FOKUS JATENG – BOYOLALI – Dampak defisit secara nasional yang terjadi di tubuh Badan Penyelenggara Jaminan Sosial (BPJS) Kesehatan mengefek ke tingkat cabang. Seperti yang dialami BPJS Kesehatan Cabang Boyolali yang membawahi wilayah Boyolali dan Klaten.

Kini, tunggakan ke rumah sakit sejumlah 22 tempat di dua daerah tersebut tembus Rp 70 miliar.

“Itu hutang, jadi kewajiban kami bayar, tapi belum bisa,” terang Kepala BPJS Cabang Boyolali Juliansyah, Jumat 21 September 2018.

Sebagai rincian, sekitar Rp 30 miliar untuk 10 rumah sakit di Boyolali dan sisanya untuk 12 rumah sakit di Klaten. Perkiraan jumlah tersebut dihitung per tanggal 20 September 2018. Sebab, klaim atau jumlah nominalnya terus bergerak.

“Angka tersebut belum termasuk denda atau penalti akibat keterlambatan pembayaran. Mulai tersendat sejak Juli atau masuk semester kedua,” papar dia.

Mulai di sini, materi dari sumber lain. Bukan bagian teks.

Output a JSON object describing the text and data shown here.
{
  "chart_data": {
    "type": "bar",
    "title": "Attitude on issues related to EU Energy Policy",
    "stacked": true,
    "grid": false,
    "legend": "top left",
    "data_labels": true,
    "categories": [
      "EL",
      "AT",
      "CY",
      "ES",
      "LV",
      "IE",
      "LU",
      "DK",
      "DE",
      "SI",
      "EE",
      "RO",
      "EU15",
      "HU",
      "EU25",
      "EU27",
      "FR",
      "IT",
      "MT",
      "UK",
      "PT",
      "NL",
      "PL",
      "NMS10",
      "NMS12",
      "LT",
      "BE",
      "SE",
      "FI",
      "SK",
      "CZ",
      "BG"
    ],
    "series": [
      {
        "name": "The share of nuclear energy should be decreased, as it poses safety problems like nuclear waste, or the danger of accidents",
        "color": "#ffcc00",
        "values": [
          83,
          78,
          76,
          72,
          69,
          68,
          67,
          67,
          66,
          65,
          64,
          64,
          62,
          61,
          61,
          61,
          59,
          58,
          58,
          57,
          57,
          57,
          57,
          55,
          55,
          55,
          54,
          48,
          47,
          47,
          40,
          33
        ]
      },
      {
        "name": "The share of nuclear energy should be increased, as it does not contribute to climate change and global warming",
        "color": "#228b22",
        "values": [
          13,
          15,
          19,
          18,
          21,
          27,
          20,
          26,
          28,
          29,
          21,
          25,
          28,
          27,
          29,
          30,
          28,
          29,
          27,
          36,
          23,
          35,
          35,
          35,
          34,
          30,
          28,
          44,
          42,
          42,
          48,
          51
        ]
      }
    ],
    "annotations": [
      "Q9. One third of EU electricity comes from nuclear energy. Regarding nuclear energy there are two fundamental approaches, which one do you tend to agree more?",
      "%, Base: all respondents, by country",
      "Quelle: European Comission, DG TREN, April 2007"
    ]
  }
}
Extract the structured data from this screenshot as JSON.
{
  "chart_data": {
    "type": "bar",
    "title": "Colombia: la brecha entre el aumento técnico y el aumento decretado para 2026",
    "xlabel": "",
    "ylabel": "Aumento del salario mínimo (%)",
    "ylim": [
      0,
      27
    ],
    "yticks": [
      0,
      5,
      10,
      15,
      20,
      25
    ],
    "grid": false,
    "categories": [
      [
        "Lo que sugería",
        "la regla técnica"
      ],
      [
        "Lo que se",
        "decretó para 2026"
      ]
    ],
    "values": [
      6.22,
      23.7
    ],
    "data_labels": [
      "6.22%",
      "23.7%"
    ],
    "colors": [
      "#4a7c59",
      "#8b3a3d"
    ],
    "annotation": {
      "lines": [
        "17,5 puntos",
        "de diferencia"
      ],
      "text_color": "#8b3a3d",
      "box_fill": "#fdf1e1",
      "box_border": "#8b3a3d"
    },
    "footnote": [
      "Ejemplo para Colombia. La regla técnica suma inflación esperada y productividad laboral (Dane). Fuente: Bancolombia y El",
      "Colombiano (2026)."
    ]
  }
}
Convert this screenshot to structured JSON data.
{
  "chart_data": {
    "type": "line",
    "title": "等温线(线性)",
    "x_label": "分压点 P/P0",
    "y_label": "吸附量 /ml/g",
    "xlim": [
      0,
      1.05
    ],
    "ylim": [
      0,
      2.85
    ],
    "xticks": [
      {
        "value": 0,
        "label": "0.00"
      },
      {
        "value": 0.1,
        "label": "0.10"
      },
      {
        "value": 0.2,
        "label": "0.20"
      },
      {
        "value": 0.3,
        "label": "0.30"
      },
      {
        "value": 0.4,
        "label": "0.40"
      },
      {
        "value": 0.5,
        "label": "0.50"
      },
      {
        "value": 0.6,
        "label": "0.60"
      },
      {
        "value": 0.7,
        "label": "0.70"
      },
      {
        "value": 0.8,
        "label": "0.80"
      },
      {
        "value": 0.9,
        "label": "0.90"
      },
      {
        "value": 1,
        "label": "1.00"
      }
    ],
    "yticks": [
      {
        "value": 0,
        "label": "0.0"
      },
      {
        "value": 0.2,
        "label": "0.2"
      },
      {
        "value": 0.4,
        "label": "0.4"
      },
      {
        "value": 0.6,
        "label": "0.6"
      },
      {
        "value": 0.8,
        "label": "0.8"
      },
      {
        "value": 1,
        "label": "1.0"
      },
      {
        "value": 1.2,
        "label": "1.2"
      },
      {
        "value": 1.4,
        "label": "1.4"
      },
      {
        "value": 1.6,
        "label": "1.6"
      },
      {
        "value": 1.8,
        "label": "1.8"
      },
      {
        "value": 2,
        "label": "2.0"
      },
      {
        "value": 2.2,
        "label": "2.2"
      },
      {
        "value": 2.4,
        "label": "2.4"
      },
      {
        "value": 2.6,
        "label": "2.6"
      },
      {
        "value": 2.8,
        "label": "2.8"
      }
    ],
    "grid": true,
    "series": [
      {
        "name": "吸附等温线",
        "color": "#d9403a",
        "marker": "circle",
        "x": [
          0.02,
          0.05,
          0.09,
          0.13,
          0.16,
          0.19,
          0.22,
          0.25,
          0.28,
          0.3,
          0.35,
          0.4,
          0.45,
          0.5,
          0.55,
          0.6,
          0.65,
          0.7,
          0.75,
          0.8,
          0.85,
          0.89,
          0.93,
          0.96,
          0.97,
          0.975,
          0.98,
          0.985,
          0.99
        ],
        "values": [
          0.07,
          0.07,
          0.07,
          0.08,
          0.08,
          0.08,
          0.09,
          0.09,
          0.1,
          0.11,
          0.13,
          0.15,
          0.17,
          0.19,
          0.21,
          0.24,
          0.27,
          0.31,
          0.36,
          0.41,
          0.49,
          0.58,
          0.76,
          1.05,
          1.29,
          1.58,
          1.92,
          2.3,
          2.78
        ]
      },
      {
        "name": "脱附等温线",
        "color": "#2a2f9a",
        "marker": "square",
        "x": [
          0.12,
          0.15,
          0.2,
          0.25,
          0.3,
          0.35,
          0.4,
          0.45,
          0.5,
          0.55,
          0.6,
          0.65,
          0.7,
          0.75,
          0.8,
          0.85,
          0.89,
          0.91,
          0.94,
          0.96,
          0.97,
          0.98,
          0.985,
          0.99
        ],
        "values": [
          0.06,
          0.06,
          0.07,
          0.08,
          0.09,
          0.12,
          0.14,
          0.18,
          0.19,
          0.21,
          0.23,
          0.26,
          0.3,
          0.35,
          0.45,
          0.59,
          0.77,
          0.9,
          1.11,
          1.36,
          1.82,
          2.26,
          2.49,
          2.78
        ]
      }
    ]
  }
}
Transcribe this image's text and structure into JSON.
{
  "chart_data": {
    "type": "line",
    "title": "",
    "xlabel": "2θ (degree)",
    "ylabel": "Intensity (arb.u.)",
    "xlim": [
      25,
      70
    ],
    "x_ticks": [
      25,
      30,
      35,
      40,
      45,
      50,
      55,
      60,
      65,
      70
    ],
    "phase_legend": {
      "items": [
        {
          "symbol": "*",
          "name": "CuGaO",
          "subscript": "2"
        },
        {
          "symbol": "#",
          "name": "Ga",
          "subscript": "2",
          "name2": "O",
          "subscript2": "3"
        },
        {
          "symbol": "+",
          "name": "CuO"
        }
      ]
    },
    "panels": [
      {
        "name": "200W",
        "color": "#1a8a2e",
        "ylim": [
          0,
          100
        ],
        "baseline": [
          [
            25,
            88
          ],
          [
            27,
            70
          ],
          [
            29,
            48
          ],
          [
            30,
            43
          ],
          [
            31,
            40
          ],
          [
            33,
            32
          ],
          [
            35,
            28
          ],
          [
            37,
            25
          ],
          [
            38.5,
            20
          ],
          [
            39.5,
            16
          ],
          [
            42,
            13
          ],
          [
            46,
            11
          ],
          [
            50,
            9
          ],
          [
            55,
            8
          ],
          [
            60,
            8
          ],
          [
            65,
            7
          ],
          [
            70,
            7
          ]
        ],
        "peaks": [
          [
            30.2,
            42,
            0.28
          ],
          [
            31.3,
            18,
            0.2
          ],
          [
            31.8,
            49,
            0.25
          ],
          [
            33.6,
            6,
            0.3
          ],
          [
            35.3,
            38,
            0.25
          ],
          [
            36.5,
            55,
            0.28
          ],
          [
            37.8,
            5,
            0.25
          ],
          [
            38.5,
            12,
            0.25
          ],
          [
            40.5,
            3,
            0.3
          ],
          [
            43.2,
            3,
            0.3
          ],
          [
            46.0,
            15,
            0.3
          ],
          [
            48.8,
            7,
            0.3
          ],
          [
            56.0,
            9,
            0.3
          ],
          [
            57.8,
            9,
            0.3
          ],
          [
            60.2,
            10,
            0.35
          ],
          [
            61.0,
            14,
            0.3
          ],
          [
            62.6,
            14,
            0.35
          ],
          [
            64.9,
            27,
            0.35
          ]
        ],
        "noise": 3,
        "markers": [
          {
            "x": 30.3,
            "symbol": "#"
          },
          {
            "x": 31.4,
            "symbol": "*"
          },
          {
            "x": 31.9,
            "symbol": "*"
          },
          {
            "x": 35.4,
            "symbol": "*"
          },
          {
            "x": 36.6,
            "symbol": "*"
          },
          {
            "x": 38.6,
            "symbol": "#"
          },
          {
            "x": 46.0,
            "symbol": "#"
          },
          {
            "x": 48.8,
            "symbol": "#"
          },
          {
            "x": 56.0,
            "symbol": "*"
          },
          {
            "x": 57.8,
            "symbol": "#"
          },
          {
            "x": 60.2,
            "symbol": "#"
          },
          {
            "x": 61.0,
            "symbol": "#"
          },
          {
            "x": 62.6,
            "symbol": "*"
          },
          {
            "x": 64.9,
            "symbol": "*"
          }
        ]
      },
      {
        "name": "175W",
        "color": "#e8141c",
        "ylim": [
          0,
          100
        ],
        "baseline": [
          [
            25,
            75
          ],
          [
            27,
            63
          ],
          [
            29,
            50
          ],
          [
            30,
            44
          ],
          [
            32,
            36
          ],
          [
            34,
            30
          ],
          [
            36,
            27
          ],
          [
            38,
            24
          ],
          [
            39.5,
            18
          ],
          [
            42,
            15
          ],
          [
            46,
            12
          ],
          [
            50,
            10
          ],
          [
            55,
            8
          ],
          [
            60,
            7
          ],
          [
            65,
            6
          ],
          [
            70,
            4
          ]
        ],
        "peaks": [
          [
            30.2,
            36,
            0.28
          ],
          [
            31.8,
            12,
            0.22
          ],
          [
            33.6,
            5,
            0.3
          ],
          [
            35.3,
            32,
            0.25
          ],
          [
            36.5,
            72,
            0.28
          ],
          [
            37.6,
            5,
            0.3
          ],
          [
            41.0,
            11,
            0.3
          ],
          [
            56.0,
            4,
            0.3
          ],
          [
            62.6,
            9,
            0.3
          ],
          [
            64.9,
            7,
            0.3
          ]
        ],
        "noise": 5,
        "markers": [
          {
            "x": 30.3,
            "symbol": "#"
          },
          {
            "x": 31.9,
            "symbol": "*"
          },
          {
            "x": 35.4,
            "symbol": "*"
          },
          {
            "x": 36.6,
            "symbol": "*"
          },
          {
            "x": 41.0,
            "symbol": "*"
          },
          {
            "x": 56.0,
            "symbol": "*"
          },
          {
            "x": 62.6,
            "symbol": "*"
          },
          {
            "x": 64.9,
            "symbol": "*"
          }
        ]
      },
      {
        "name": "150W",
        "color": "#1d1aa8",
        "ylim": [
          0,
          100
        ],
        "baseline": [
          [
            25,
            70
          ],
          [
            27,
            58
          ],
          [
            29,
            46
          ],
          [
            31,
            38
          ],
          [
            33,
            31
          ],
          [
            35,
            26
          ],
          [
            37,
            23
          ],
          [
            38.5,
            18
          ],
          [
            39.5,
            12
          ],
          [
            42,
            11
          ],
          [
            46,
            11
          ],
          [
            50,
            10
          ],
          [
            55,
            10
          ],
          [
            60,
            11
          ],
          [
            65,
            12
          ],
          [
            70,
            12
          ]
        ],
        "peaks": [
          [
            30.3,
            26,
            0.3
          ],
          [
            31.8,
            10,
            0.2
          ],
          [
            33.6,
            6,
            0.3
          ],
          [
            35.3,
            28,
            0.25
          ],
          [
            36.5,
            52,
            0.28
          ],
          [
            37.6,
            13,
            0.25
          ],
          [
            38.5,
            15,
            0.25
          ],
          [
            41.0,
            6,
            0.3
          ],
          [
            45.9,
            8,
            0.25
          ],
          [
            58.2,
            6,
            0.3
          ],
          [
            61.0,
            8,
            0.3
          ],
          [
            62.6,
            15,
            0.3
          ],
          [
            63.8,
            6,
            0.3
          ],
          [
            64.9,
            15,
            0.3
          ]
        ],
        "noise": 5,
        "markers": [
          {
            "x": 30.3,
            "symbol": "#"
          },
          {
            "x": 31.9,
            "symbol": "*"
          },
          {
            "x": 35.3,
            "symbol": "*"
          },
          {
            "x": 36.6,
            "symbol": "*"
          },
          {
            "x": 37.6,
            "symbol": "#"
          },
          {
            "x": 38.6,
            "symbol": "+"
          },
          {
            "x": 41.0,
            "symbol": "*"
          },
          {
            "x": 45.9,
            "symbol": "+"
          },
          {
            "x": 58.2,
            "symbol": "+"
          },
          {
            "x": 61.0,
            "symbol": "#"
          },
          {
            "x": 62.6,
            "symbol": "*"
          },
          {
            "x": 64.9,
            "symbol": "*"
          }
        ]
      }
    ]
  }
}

Beban tunggakan tersebut tak hanya ada di BPJS Cabang Boyolali, tapi terjadi secara nasional. Sembari menunggu pemecahan defisit di tingkat pusat, pihaknya sudah menawarkan solusi jangka pendek untuk klaim yang belum bisa dibayarkan agar operasional rumah sakit bisa berjalan.

Yakni melalui talangan dari perbankan. Solusi tersebut bisa dilakukan di beberapa rumah sakit swasta di Klaten. Namun untuk rumah sakit milik pemerintah, hal tersebut memang cukup sulit sebab terkait regulasi anggaran yang lebih ketat.

“Kami terus berkoordinasi dengan pusat untuk langkah konkrit, infonya minggu depan dicairkan,” katanya.

Selain struktur iuran, sambungnya, secara umum penyebab defisit salah satunya disebabkan arus iuran dari peserta mandiri yang tersendat. Di BPJS Cabang Boyolali sendiri, untuk wilayah Boyolali, peserta mandiri yang patuh sebanyak 73 persen atau jumlah peserta yang menunggak mencapai 27 persen atau sekitar 20 ribu peserta mandiri dengan nilai sekitar Rp 13 miliar.

“Untuk Klaten, nilai tunggakannya kurang lebih sama namun secara persentase lebih rendah dari Boyolali karena jumlah pesertanya lebih banyak dengan tingkat kepatuhan sebanyak 83 persen,” ujar dia.